As for gas/electric/induction it’s about efficiency, induction heats the bottom of the pan, electric heats the glass where the pan is resting, and gas heats everything. There’s a video from a YouTuber that measures time for a pot of water to get to 100° in all 3 (I don’t remember who, I thought it was technology connections but can’t find it), and in short induction is the fastest, electric takes a while longer, and gas melted his thermometer before the water boiled (which shows you just how much heat you’re putting in a place that’s not the pan).
That being said there’s certain stuff that is easier to do on gas stoves, possible on electric and impossible on induction. Namely anything that requires the pan to be heated at an angle. It’s very niche, I would say most people wouldn’t even notice or care about this limitation, but professional chefs sometimes prefer gas because it allows to be used like this.

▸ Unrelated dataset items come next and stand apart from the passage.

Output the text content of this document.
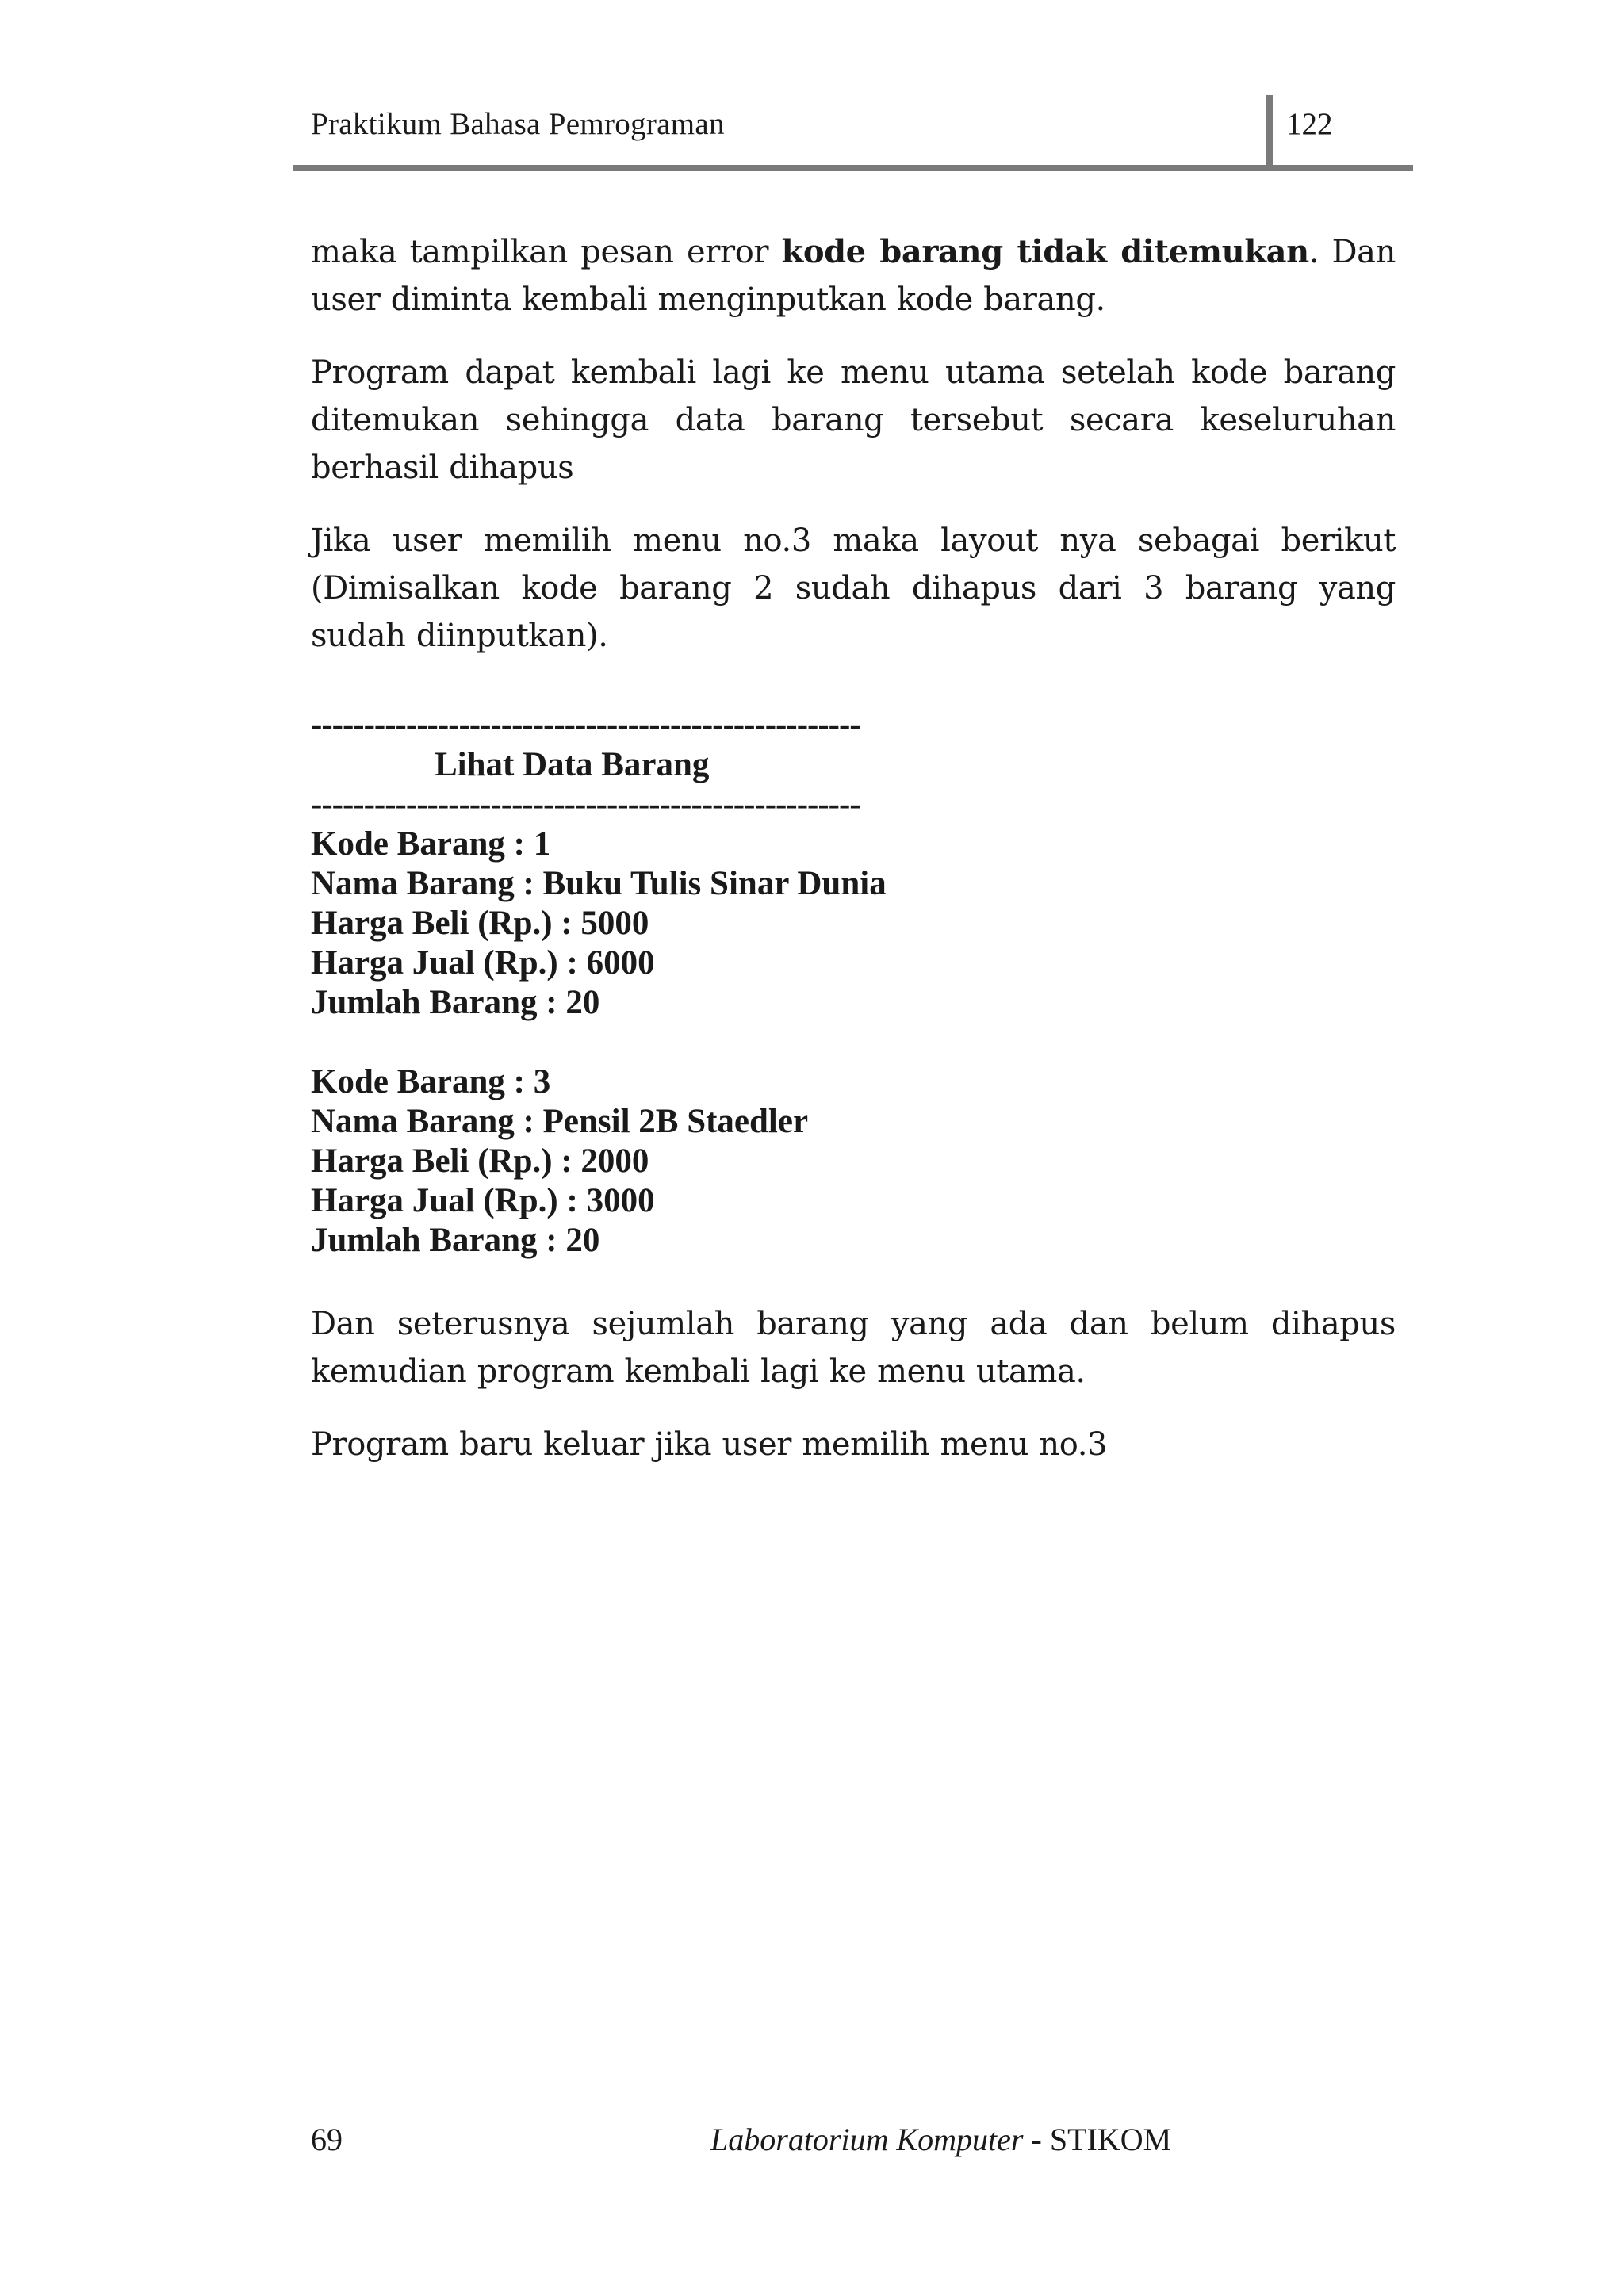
Praktikum Bahasa Pemrograman	122

maka tampilkan pesan error kode barang tidak ditemukan. Dan user diminta kembali menginputkan kode barang.

Program dapat kembali lagi ke menu utama setelah kode barang ditemukan sehingga data barang tersebut secara keseluruhan berhasil dihapus

Jika user memilih menu no.3 maka layout nya sebagai berikut (Dimisalkan kode barang 2 sudah dihapus dari 3 barang yang sudah diinputkan).

----------------------------------------------------
Lihat Data Barang
----------------------------------------------------
Kode Barang : 1
Nama Barang : Buku Tulis Sinar Dunia
Harga Beli (Rp.) : 5000
Harga Jual (Rp.) : 6000
Jumlah Barang : 20
Kode Barang : 3
Nama Barang : Pensil 2B Staedler
Harga Beli (Rp.) : 2000
Harga Jual (Rp.) : 3000
Jumlah Barang : 20

Dan seterusnya sejumlah barang yang ada dan belum dihapus kemudian program kembali lagi ke menu utama.

Program baru keluar jika user memilih menu no.3

69	Laboratorium Komputer - STIKOM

I don’t know if it is a limitation on some (cheaper?) non-stick pans but all I’ve ever dealth with were dishwasher safe. It’s metal untensils that fuck them up
Dishwasher is supposed to be more abrasive than metal tools because it’s blasting pressurized water with coarse elements onto the stuff you put inside, same reason you don’t put good knives in the dishwasher.
It’s not going to break the first time, but I seriously doubt any non-stick coating can survive a dishwasher for a year.
I have three of just such pans. Dunno if our dishwasher is just delicate. They all say they are diswasher safe. But I think it does shorten their lifespan, but I haven’t noticed much of a difference. Like said, maybe my machine is just delicate
I’m thinking about a wok. That surely couldn’t work with induction. Or does it?
It does, I have an induction wok that I used in my previous apartment that had an induction stove. That being said it does have a flatter base than a “real” wok, but most woks you will use on your kitchen also have flat bottoms anyways. But yeah, you can’t use it the same way, so if you mainly cook with woks it might be an issue, for me it wasn’t.